75th Romanian Mathematical Olympiad

We have $a_n>0$ and $a_{n+1}<a_n$, for any $n\ge 1$. It turns out that the sequence $(a_n{)}_{n\ge 1}$ is convergent, with the limit $\ell \in [0,1)$. From the recurrence relation, we obtain $\ell =\frac{\ell }{1+\sqrt{1+\ell }}$, so $\ell =0$. Then ${\lim }_{n\to \infty }\frac{a_n}{a_{n+1}}={\lim }_{n\to \infty }(1+\sqrt{1+a_n})=2$.

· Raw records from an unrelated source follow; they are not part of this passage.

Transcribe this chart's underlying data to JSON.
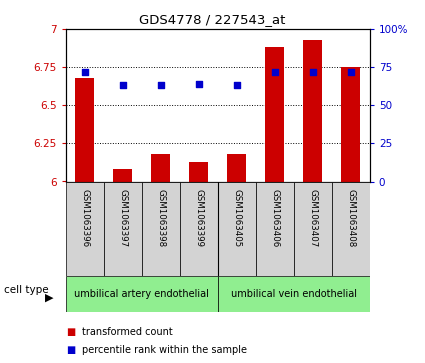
{
  "title": "GDS4778 / 227543_at",
  "samples": [
    "GSM1063396",
    "GSM1063397",
    "GSM1063398",
    "GSM1063399",
    "GSM1063405",
    "GSM1063406",
    "GSM1063407",
    "GSM1063408"
  ],
  "red_values": [
    6.68,
    6.08,
    6.18,
    6.13,
    6.18,
    6.88,
    6.93,
    6.75
  ],
  "blue_values": [
    72,
    63,
    63,
    64,
    63,
    72,
    72,
    72
  ],
  "ylim_left": [
    6.0,
    7.0
  ],
  "ylim_right": [
    0,
    100
  ],
  "yticks_left": [
    6.0,
    6.25,
    6.5,
    6.75,
    7.0
  ],
  "yticks_right": [
    0,
    25,
    50,
    75,
    100
  ],
  "yticklabels_left": [
    "6",
    "6.25",
    "6.5",
    "6.75",
    "7"
  ],
  "yticklabels_right": [
    "0",
    "25",
    "50",
    "75",
    "100%"
  ],
  "cell_type_groups": [
    {
      "label": "umbilical artery endothelial",
      "start": 0,
      "end": 3,
      "color": "#90EE90"
    },
    {
      "label": "umbilical vein endothelial",
      "start": 4,
      "end": 7,
      "color": "#90EE90"
    }
  ],
  "legend_items": [
    {
      "label": "transformed count",
      "color": "#CC0000"
    },
    {
      "label": "percentile rank within the sample",
      "color": "#0000CC"
    }
  ],
  "bar_color": "#CC0000",
  "dot_color": "#0000CC",
  "bar_width": 0.5,
  "background_color": "#ffffff",
  "tick_color_left": "#CC0000",
  "tick_color_right": "#0000CC",
  "label_bg": "#d3d3d3",
  "cell_type_label": "cell type"
}
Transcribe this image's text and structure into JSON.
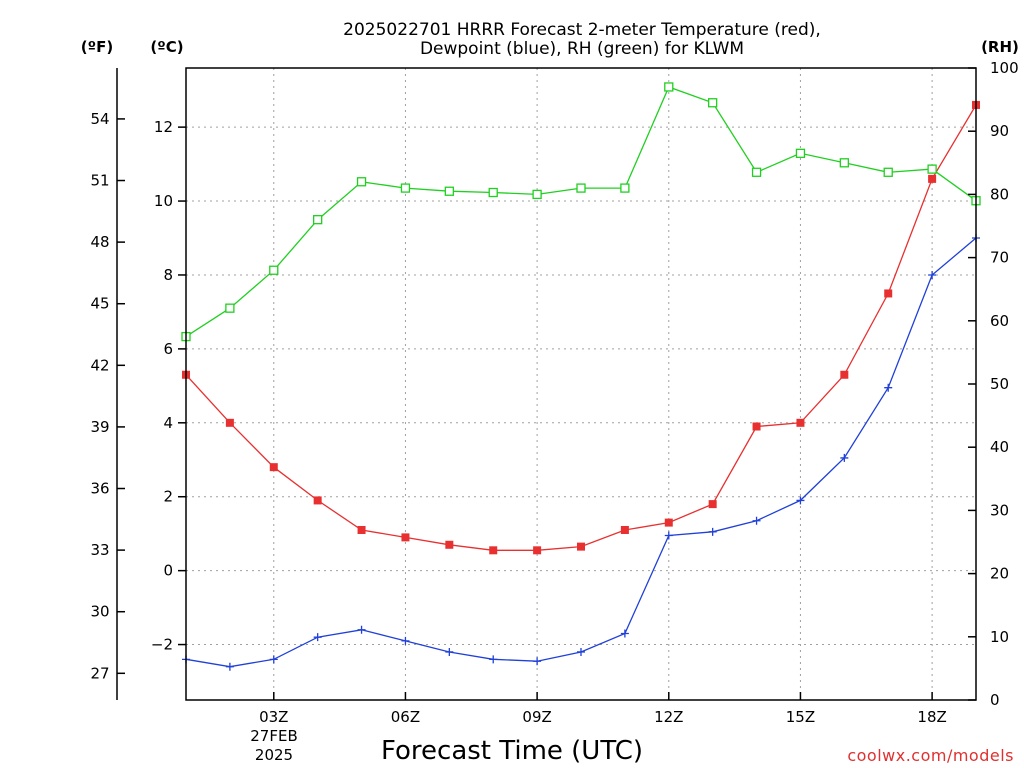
{
  "title_line1": "2025022701 HRRR Forecast 2-meter Temperature (red),",
  "title_line2": "Dewpoint (blue), RH (green) for KLWM",
  "unit_f": "(ºF)",
  "unit_c": "(ºC)",
  "unit_rh": "(RH)",
  "xlabel": "Forecast Time (UTC)",
  "date_line1": "27FEB",
  "date_line2": "2025",
  "credit": "coolwx.com/models",
  "colors": {
    "temperature": "#e83030",
    "dewpoint": "#2040d8",
    "rh": "#20d020"
  },
  "chart_data": {
    "type": "line",
    "x_hours": [
      1,
      2,
      3,
      4,
      5,
      6,
      7,
      8,
      9,
      10,
      11,
      12,
      13,
      14,
      15,
      16,
      17,
      18,
      19
    ],
    "x_tick_labels": [
      {
        "hour": 3,
        "label": "03Z"
      },
      {
        "hour": 6,
        "label": "06Z"
      },
      {
        "hour": 9,
        "label": "09Z"
      },
      {
        "hour": 12,
        "label": "12Z"
      },
      {
        "hour": 15,
        "label": "15Z"
      },
      {
        "hour": 18,
        "label": "18Z"
      }
    ],
    "xlim": [
      1,
      19
    ],
    "ylim_c": [
      -3.5,
      13.6
    ],
    "ylim_rh": [
      0,
      100
    ],
    "y_ticks_c": [
      "-2",
      "0",
      "2",
      "4",
      "6",
      "8",
      "10",
      "12"
    ],
    "y_ticks_f": [
      "27",
      "30",
      "33",
      "36",
      "39",
      "42",
      "45",
      "48",
      "51",
      "54"
    ],
    "y_ticks_rh": [
      "0",
      "10",
      "20",
      "30",
      "40",
      "50",
      "60",
      "70",
      "80",
      "90",
      "100"
    ],
    "grid": true,
    "series": [
      {
        "name": "Temperature (red)",
        "axis": "c",
        "marker": "filled-square",
        "values": [
          5.3,
          4.0,
          2.8,
          1.9,
          1.1,
          0.9,
          0.7,
          0.55,
          0.55,
          0.65,
          1.1,
          1.3,
          1.8,
          3.9,
          4.0,
          5.3,
          7.5,
          10.6,
          12.6
        ]
      },
      {
        "name": "Dewpoint (blue)",
        "axis": "c",
        "marker": "plus",
        "values": [
          -2.4,
          -2.6,
          -2.4,
          -1.8,
          -1.6,
          -1.9,
          -2.2,
          -2.4,
          -2.45,
          -2.2,
          -1.7,
          0.95,
          1.05,
          1.35,
          1.9,
          3.05,
          4.95,
          8.0,
          9.0
        ]
      },
      {
        "name": "RH (green)",
        "axis": "rh",
        "marker": "open-square",
        "values": [
          57.5,
          62,
          68,
          76,
          82,
          81,
          80.5,
          80.3,
          80,
          81,
          81,
          97,
          94.5,
          83.5,
          86.5,
          85,
          83.5,
          84,
          79
        ]
      }
    ]
  }
}
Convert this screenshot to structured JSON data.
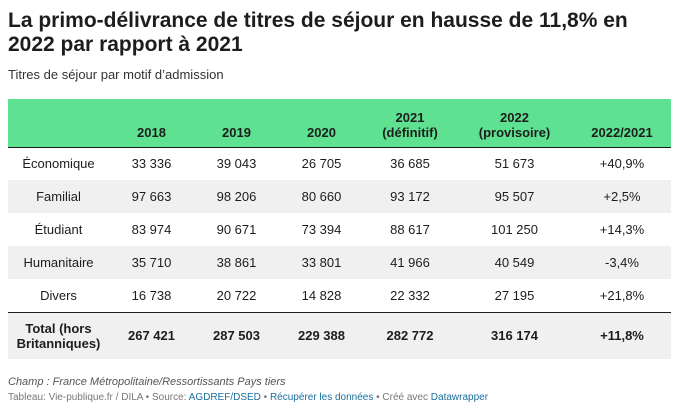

The recurrence relation implies $1+a_{n+1}=\sqrt{1+a_n}$, for any $n\in {\mathbb{N}}^{\ast }$. Therefore, we have ${\log }_2(1+a_{n+1})=\frac{1}{2}{\log }_2(1+a_n)$, for any $n\ge 1$. From ${\log }_2(1+a_1)=1$ we obtain ${\log }_2(1+a_n)=\frac{1}{2^{n-1}}$, for all positive integers $n$ (geometric progression with the first term 1 and the ratio $1/2$). Hence ${\lim }_{n\to \infty }{\sum }_{k=1}^n{\log }_2(1+a_k)={\lim }_{n\to \infty }{\sum }_{k=1}^n\frac{1}{2^{k-1}}=2$.